For the original example about innovation, nobody would ever put the modifier before the noun. The phrase “innovational acceleration” would never be considered as an option, so it was always going to be “acceleration of innovation”. And including “the rate of” makes it clear that the authors are discussing a concrete value, rather than an abstract concept.
The sentence as written is abundantly clear and precise in its meaning.
Hmmm…. I was not open to persuasion on this but you’re making a forceful case!

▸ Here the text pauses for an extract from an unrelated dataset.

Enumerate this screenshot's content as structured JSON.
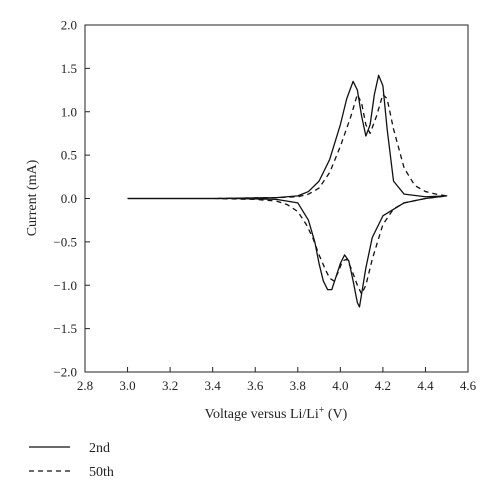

I still suspect that, if an economist *did* want to express that T”’ > 0 or T”” > 0, this would *also* be a reasonable way to express such a thought, so we are able to interpret this not because the phrasing is unambiguous, but because those meanings are just much less likely to come up in conversation than T” > 0.
That said, you’ve persuaded me that while this phrase is not *unambiguous*, it is perfectly *idiomatic*, not only in the colloquial setting, but in the technical one, too. So my charge that the phrase “literally, technically” means what Stephen says is, as you say, not right — better to say something like “it permits Stephen’s interpretation” or “we cannot strictly rule out Stephen’s interpretation.”
If I recall correctly, the classic example here is a 70s US president (Nixon?) stating that his administration resulted in a further decrease of the speed of growth of inflation or something along those lines…
Yes, that’s right! Wikipedia has the source: https://en.wikipedia.org/wiki/Third_derivative#cite_note-2
At the second derivative, I already see 3 quotes:
Acceleration of innovation = second derivative of innovation = T ’ ’ ’
Looks like the total is then 4 not 5?
Well, I think Stephen is right that innovation itself is already a derivative, T ‘.
The *acceleration* of innovation is the second derivative of this, so it adds two more derivatives: hence, T ‘ ‘ ‘.
But I think you’re probably right that the total is 4, since squeezing an extra derivative out of the phrase “the rate of” is cheeky at best.